The worst part is how thoroughly this adventure fails even within the context of being a dumb fun kind of adventure. What about this encounter is supposed to be fun? The part where one of your allies bullies you if you don’t answer her questions correctly? The part where you’re asked all these complex philosophical questions that don’t belong in this adventure, and which the GM has been given confusing and contradictory guidelines on evaluating the answers to? It’s not like you get to settle up with Iomedae later on, and being bullied here sets up the catharsis of punching her later. The designers don’t even realize that the whole experience is unfun and disempowering and will make the players want revenge, and that’s the ultimate problem. The designers wrote an encounter that suddenly stops providing the kinds of fun the entire adventure path (as well as pretty much the whole Paizo library) have been good at, and suddenly starts trying to provide a completely different kind of fun (arguably a different kind of engagement from fun altogether), and failing horribly at it. This is why you should pick a handful of the elements of fun and get good at them. Try to branch out to too many and sooner or later you’ll start producing content you suck at.

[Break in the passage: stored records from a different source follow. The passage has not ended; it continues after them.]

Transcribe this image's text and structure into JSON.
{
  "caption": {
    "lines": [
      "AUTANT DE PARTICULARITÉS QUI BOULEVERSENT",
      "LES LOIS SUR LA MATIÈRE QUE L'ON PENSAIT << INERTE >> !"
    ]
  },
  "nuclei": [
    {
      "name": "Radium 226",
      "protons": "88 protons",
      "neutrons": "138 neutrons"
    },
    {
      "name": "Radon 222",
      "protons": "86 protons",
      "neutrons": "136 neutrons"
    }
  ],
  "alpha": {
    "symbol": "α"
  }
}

2 thoughts on “Remember How Much Wrath of the Righteous Sucked?”

  1. Ah yes I remember this one. Makes me curious how they handle it in the computer game (if they even use this at all)

    Like

  2. @Kevin Mack – The CRPG thankfully avoids this encounter entirely, and diverts pretty harshly from some of the source material. Iomedae shows up as a sort of mentor for the “Mortal Legend” Mythic Path, where you must defeat a series of bonus bosses to quite literally tear yourself away from fate’s clutches through sheer force of will, which then dramatically shifts your character’s endgame development. She’ll remain in opposition to a player character that chooses to retain their original Mythic Powers under several scenarios, but not venomously so. In context, she’s actually more forgiving on this than Queen Galfrey.